Spike Lee has released a powerful short film on social media highlighting police brutality and racism in the wake of George Floyd’s death.
In the clip, entitled 3 Brothers-Radio Raheem, Eric Garner And George Floyd, Lee begins with the question: “Will history stop repeating itself?”
It then cuts real-life footage of the deaths of Eric Garner in 2014 and Floyd last week with a scene from Lee’s own 1989 movie Do The Right Thing. The moment in question sees character Radio Raheem die as he is restrained by a white police officer.
Lee introduced the film on CNN, telling presenter Don Lemon: “How can people not understand why people are acting the way they are? This is not new, we saw with the riots in the 60s, the assassination of Dr King, every time something jumps off and we don’t get our justice, people are reacting the way they feel they have to to be heard. We are seeing this again and again and again… This is the thing: the killing of black bodies, that is what this country is built upon.”

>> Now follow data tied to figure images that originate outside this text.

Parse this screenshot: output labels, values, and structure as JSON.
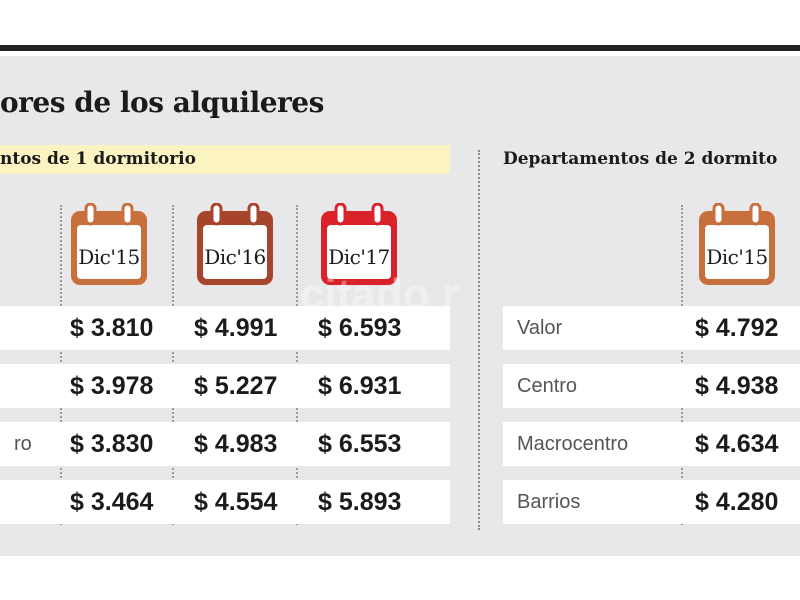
{
  "title": "ores de los alquileres",
  "sections": [
    {
      "label": "ntos de 1 dormitorio",
      "calendars": [
        {
          "label": "Dic'15",
          "color": "#c8703c"
        },
        {
          "label": "Dic'16",
          "color": "#a6452c"
        },
        {
          "label": "Dic'17",
          "color": "#d9222a"
        }
      ],
      "rows": [
        {
          "label": "",
          "values": [
            "$ 3.810",
            "$ 4.991",
            "$ 6.593"
          ]
        },
        {
          "label": "",
          "values": [
            "$ 3.978",
            "$ 5.227",
            "$ 6.931"
          ]
        },
        {
          "label": "ro",
          "values": [
            "$ 3.830",
            "$ 4.983",
            "$ 6.553"
          ]
        },
        {
          "label": "",
          "values": [
            "$ 3.464",
            "$ 4.554",
            "$ 5.893"
          ]
        }
      ]
    },
    {
      "label": "Departamentos de 2 dormito",
      "calendars": [
        {
          "label": "Dic'15",
          "color": "#c8703c"
        }
      ],
      "rows": [
        {
          "label": "Valor",
          "values": [
            "$ 4.792"
          ]
        },
        {
          "label": "Centro",
          "values": [
            "$ 4.938"
          ]
        },
        {
          "label": "Macrocentro",
          "values": [
            "$ 4.634"
          ]
        },
        {
          "label": "Barrios",
          "values": [
            "$ 4.280"
          ]
        }
      ]
    }
  ],
  "watermark": "citado r"
}
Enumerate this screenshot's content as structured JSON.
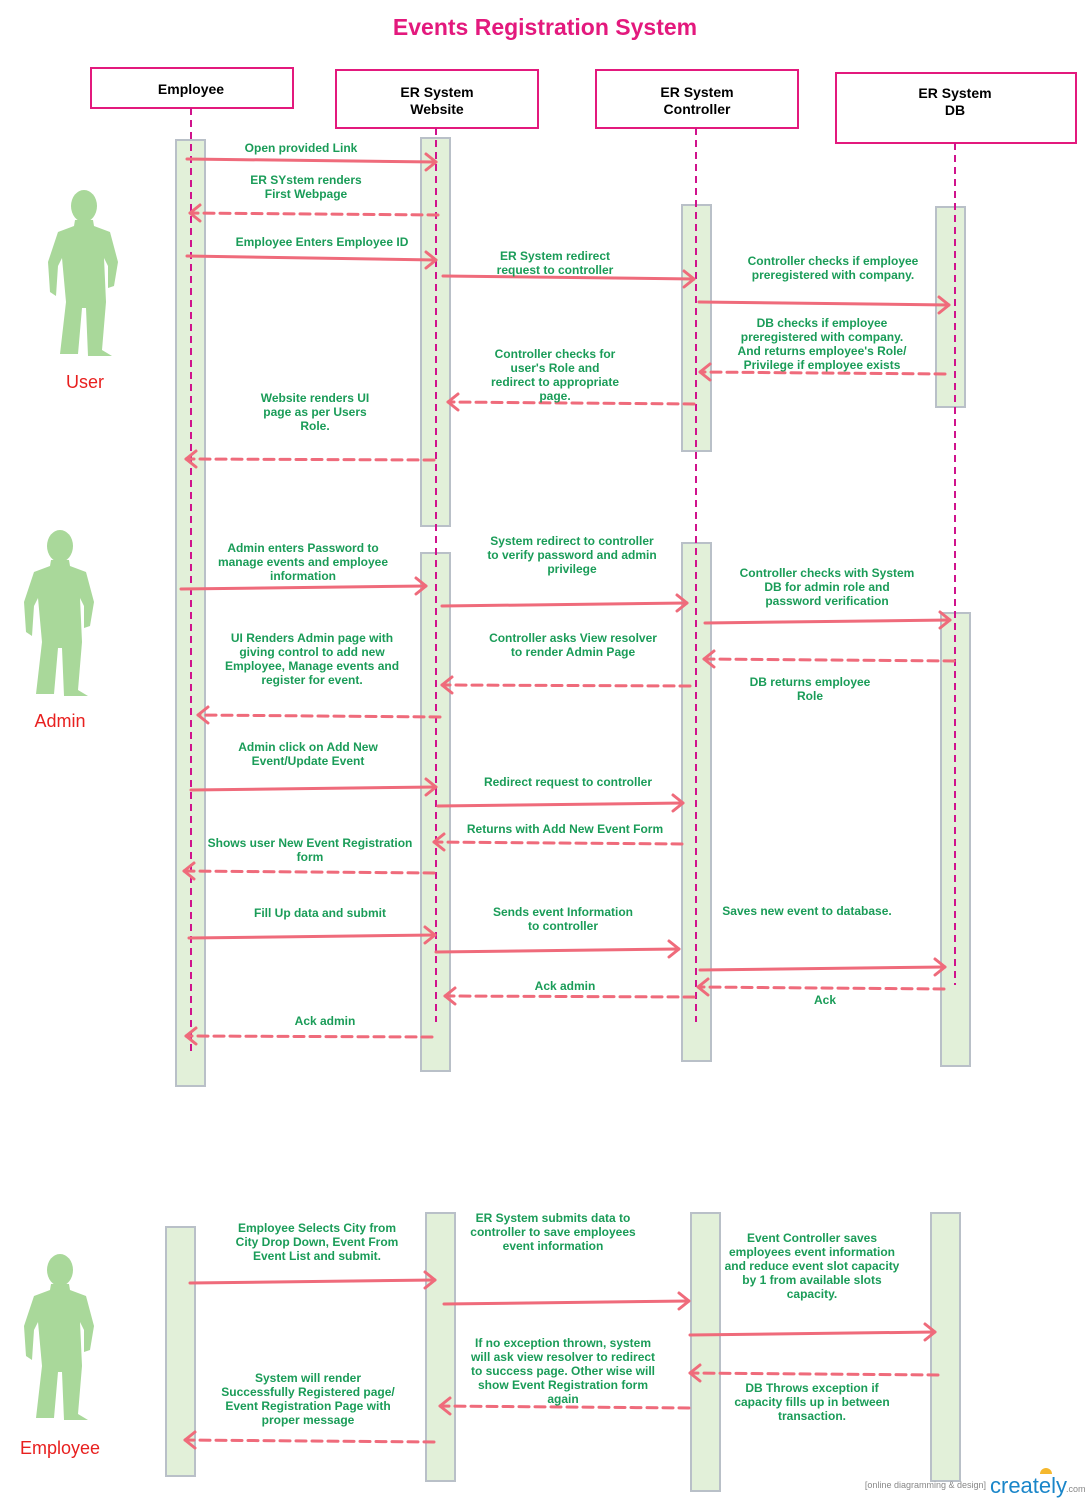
{
  "title": "Events Registration System",
  "colors": {
    "title": "#e3197d",
    "participant_border": "#e3197d",
    "lifeline": "#d0138c",
    "activation_fill": "#e2f0d9",
    "activation_stroke": "#b9c0c8",
    "arrow": "#ef6b7b",
    "message_text": "#1a9c58",
    "actor_figure": "#a9d89a",
    "actor_label": "#e8201f"
  },
  "participants": [
    {
      "id": "employee",
      "lines": [
        "Employee"
      ]
    },
    {
      "id": "website",
      "lines": [
        "ER System",
        "Website"
      ]
    },
    {
      "id": "controller",
      "lines": [
        "ER System",
        "Controller"
      ]
    },
    {
      "id": "db",
      "lines": [
        "ER System",
        "DB"
      ]
    }
  ],
  "actors": [
    {
      "id": "user",
      "label": "User",
      "icon": "person-silhouette-icon"
    },
    {
      "id": "admin",
      "label": "Admin",
      "icon": "person-silhouette-icon"
    },
    {
      "id": "employee",
      "label": "Employee",
      "icon": "person-silhouette-icon"
    }
  ],
  "messages": [
    {
      "text": [
        "Open provided Link"
      ],
      "kind": "request",
      "from": "employee",
      "to": "website"
    },
    {
      "text": [
        "ER SYstem renders",
        "First Webpage"
      ],
      "kind": "reply",
      "from": "website",
      "to": "employee"
    },
    {
      "text": [
        "Employee Enters Employee ID"
      ],
      "kind": "request",
      "from": "employee",
      "to": "website"
    },
    {
      "text": [
        "ER System redirect",
        "request to controller"
      ],
      "kind": "request",
      "from": "website",
      "to": "controller"
    },
    {
      "text": [
        "Controller checks if employee",
        "preregistered with company."
      ],
      "kind": "request",
      "from": "controller",
      "to": "db"
    },
    {
      "text": [
        "DB checks if employee",
        "preregistered with company.",
        "And returns employee's Role/",
        "Privilege if employee exists"
      ],
      "kind": "reply",
      "from": "db",
      "to": "controller"
    },
    {
      "text": [
        "Controller checks for",
        "user's Role and",
        "redirect to appropriate",
        "page."
      ],
      "kind": "reply",
      "from": "controller",
      "to": "website"
    },
    {
      "text": [
        "Website renders UI",
        "page as per Users",
        "Role."
      ],
      "kind": "reply",
      "from": "website",
      "to": "employee"
    },
    {
      "text": [
        "Admin enters Password to",
        "manage events and employee",
        "information"
      ],
      "kind": "request",
      "from": "employee",
      "to": "website"
    },
    {
      "text": [
        "System redirect to controller",
        "to verify password and admin",
        "privilege"
      ],
      "kind": "request",
      "from": "website",
      "to": "controller"
    },
    {
      "text": [
        "Controller checks with System",
        "DB for admin role and",
        "password verification"
      ],
      "kind": "request",
      "from": "controller",
      "to": "db"
    },
    {
      "text": [
        "DB returns employee",
        "Role"
      ],
      "kind": "reply",
      "from": "db",
      "to": "controller"
    },
    {
      "text": [
        "Controller asks View resolver",
        "to render Admin Page"
      ],
      "kind": "reply",
      "from": "controller",
      "to": "website"
    },
    {
      "text": [
        "UI Renders Admin page with",
        "giving control to add new",
        "Employee, Manage events and",
        "register for event."
      ],
      "kind": "reply",
      "from": "website",
      "to": "employee"
    },
    {
      "text": [
        "Admin click on Add New",
        "Event/Update Event"
      ],
      "kind": "request",
      "from": "employee",
      "to": "website"
    },
    {
      "text": [
        "Redirect request to controller"
      ],
      "kind": "request",
      "from": "website",
      "to": "controller"
    },
    {
      "text": [
        "Returns with Add New Event Form"
      ],
      "kind": "reply",
      "from": "controller",
      "to": "website"
    },
    {
      "text": [
        "Shows user New Event Registration",
        "form"
      ],
      "kind": "reply",
      "from": "website",
      "to": "employee"
    },
    {
      "text": [
        "Fill Up data and submit"
      ],
      "kind": "request",
      "from": "employee",
      "to": "website"
    },
    {
      "text": [
        "Sends event Information",
        "to controller"
      ],
      "kind": "request",
      "from": "website",
      "to": "controller"
    },
    {
      "text": [
        "Saves new event to database."
      ],
      "kind": "request",
      "from": "controller",
      "to": "db"
    },
    {
      "text": [
        "Ack"
      ],
      "kind": "reply",
      "from": "db",
      "to": "controller"
    },
    {
      "text": [
        "Ack admin"
      ],
      "kind": "reply",
      "from": "controller",
      "to": "website"
    },
    {
      "text": [
        "Ack admin"
      ],
      "kind": "reply",
      "from": "website",
      "to": "employee"
    },
    {
      "text": [
        "Employee  Selects City from",
        "City Drop Down, Event From",
        "Event List and submit."
      ],
      "kind": "request",
      "from": "employee",
      "to": "website"
    },
    {
      "text": [
        "ER System submits data to",
        "controller to save employees",
        "event information"
      ],
      "kind": "request",
      "from": "website",
      "to": "controller"
    },
    {
      "text": [
        "Event Controller saves",
        "employees event information",
        "and reduce event slot capacity",
        "by 1 from available slots",
        "capacity."
      ],
      "kind": "request",
      "from": "controller",
      "to": "db"
    },
    {
      "text": [
        "DB Throws exception if",
        "capacity fills up in between",
        "transaction."
      ],
      "kind": "reply",
      "from": "db",
      "to": "controller"
    },
    {
      "text": [
        "If no exception thrown, system",
        "will ask view resolver to redirect",
        "to success page. Other wise will",
        "show Event Registration form",
        "again"
      ],
      "kind": "reply",
      "from": "controller",
      "to": "website"
    },
    {
      "text": [
        "System will render",
        "Successfully Registered page/",
        "Event Registration Page with",
        "proper message"
      ],
      "kind": "reply",
      "from": "website",
      "to": "employee"
    }
  ],
  "watermark": {
    "tagline": "[online diagramming & design]",
    "brand": "creately",
    "suffix": ".com"
  }
}
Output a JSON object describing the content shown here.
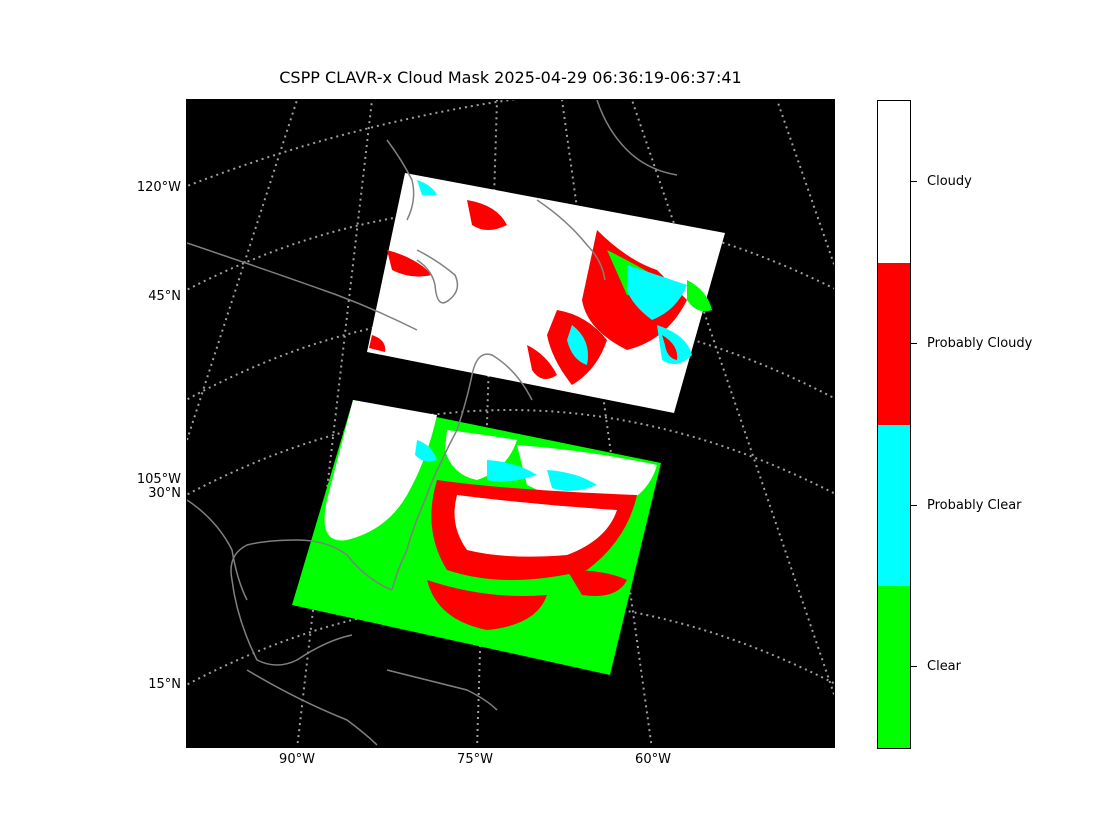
{
  "title": "CSPP CLAVR-x Cloud Mask 2025-04-29 06:36:19-06:37:41",
  "lat_labels": [
    {
      "text": "120°W"
    },
    {
      "text": "45°N"
    },
    {
      "text": "105°W"
    },
    {
      "text": "30°N"
    },
    {
      "text": "15°N"
    }
  ],
  "lon_labels": [
    {
      "text": "90°W"
    },
    {
      "text": "75°W"
    },
    {
      "text": "60°W"
    }
  ],
  "legend": {
    "categories": [
      {
        "name": "Cloudy",
        "color": "#ffffff"
      },
      {
        "name": "Probably Cloudy",
        "color": "#ff0000"
      },
      {
        "name": "Probably Clear",
        "color": "#00ffff"
      },
      {
        "name": "Clear",
        "color": "#00ff00"
      }
    ]
  },
  "colors": {
    "background": "#000000",
    "coastline": "#808080",
    "gridline": "#a0a0a0"
  }
}
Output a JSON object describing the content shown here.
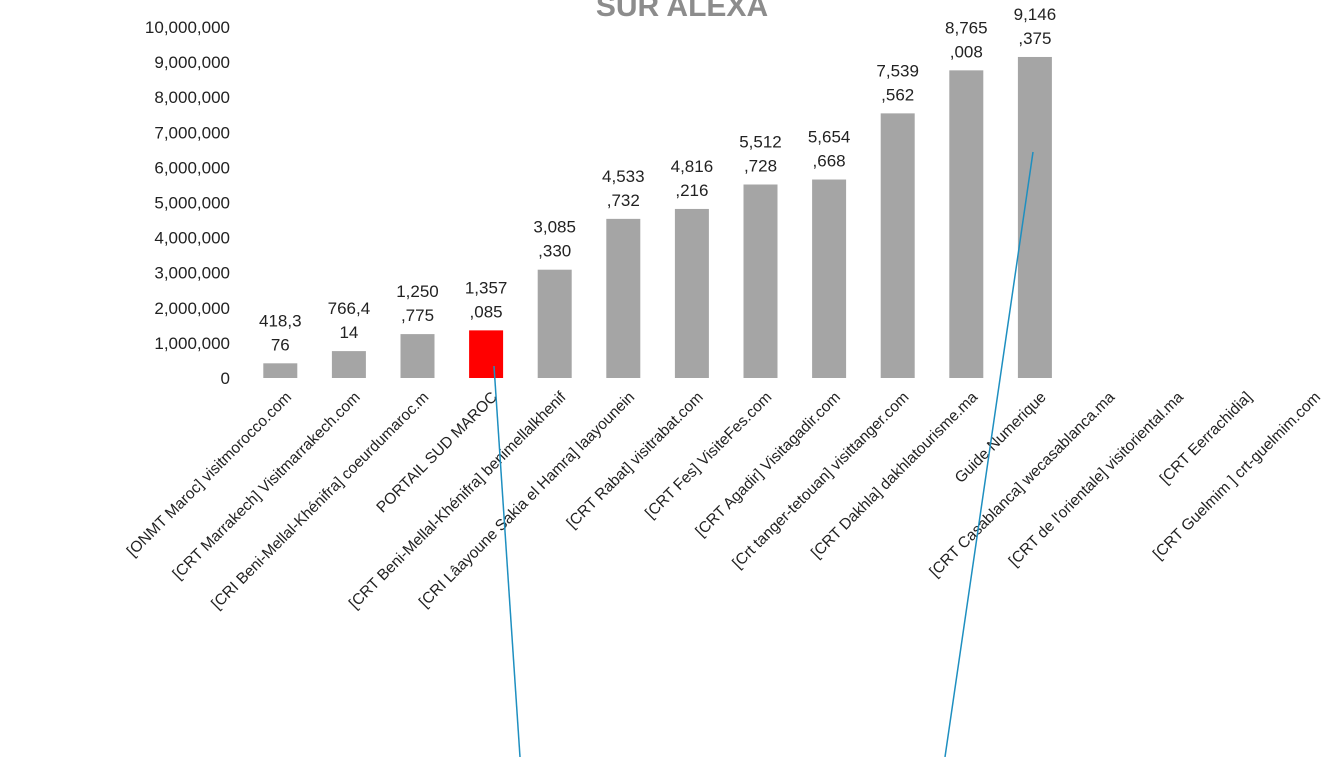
{
  "chart_data": {
    "type": "bar",
    "title": "SUR ALEXA",
    "categories": [
      "[ONMT Maroc] visitmorocco.com",
      "[CRT Marrakech]  Visitmarrakech.com",
      "[CRI Beni-Mellal-Khénifra]  coeurdumaroc.m",
      "PORTAIL SUD MAROC",
      "[CRT Beni-Mellal-Khénifra]  benimellalkhenif",
      "[CRI Lâayoune Sakia el Hamra]  laayounein",
      "[CRT Rabat]  visitrabat.com",
      "[CRT Fes]  VisiteFes.com",
      "[CRT Agadir] Visitagadir.com",
      "[Crt tanger-tetouan] visittanger.com",
      "[CRT Dakhla]   dakhlatourisme.ma",
      "Guide Numerique",
      "[CRT Casablanca]  wecasablanca.ma",
      "[CRT de l'orientale]   visitoriental.ma",
      "[CRT Eerrachidia]",
      "[CRT  Guelmim  ] crt-guelmim.com"
    ],
    "values": [
      418376,
      766414,
      1250775,
      1357085,
      3085330,
      4533732,
      4816216,
      5512728,
      5654668,
      7539562,
      8765008,
      9146375,
      null,
      null,
      null,
      null
    ],
    "value_labels": [
      "418,376",
      "766,414",
      "1,250,775",
      "1,357,085",
      "3,085,330",
      "4,533,732",
      "4,816,216",
      "5,512,728",
      "5,654,668",
      "7,539,562",
      "8,765,008",
      "9,146,375",
      null,
      null,
      null,
      null
    ],
    "colors": [
      "#a5a5a5",
      "#a5a5a5",
      "#a5a5a5",
      "#ff0000",
      "#a5a5a5",
      "#a5a5a5",
      "#a5a5a5",
      "#a5a5a5",
      "#a5a5a5",
      "#a5a5a5",
      "#a5a5a5",
      "#a5a5a5",
      null,
      null,
      null,
      null
    ],
    "ylim": [
      0,
      10000000
    ],
    "yticks": [
      {
        "value": 0,
        "label": "0"
      },
      {
        "value": 1000000,
        "label": "1,000,000"
      },
      {
        "value": 2000000,
        "label": "2,000,000"
      },
      {
        "value": 3000000,
        "label": "3,000,000"
      },
      {
        "value": 4000000,
        "label": "4,000,000"
      },
      {
        "value": 5000000,
        "label": "5,000,000"
      },
      {
        "value": 6000000,
        "label": "6,000,000"
      },
      {
        "value": 7000000,
        "label": "7,000,000"
      },
      {
        "value": 8000000,
        "label": "8,000,000"
      },
      {
        "value": 9000000,
        "label": "9,000,000"
      },
      {
        "value": 10000000,
        "label": "10,000,000"
      }
    ],
    "grid": false
  }
}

3 Brothers-Radio Raheem, Eric Garner And George Floyd. pic.twitter.com/EB0cXQELzE
— Spike Lee (@SpikeLeeJoint) June 1, 2020
Floyd, 46, died following an altercation with police officers. Floyd, who was African-American, was killed when a white police officer appeared to kneel on his neck as he was being arrested in Minneapolis. Former police officer Derek Chauvin was sacked and has since been arrested and charged with third-degree murder and manslaughter.
Protests have since erupted across the US and the world, while a number of well-known people in the world of music and entertainment have spoken out and given support to the Black Lives Matter movement.
Rihanna has spoken of “devastation, anger [and] sadness” that she’s felt since Floyd was killed, adding: “Watching my people get murdered and lynched day after day pushed me to a heavy place in my heart.”
Beyoncé said: “We need justice for George Floyd. We all witnessed his murder in broad daylight…We’re broken and we’re disgusted. We cannot normalise this pain,” while Jay-Z also called for justice, adding: “Yes, I am human, a father and a black man in pain and I am not the only one.”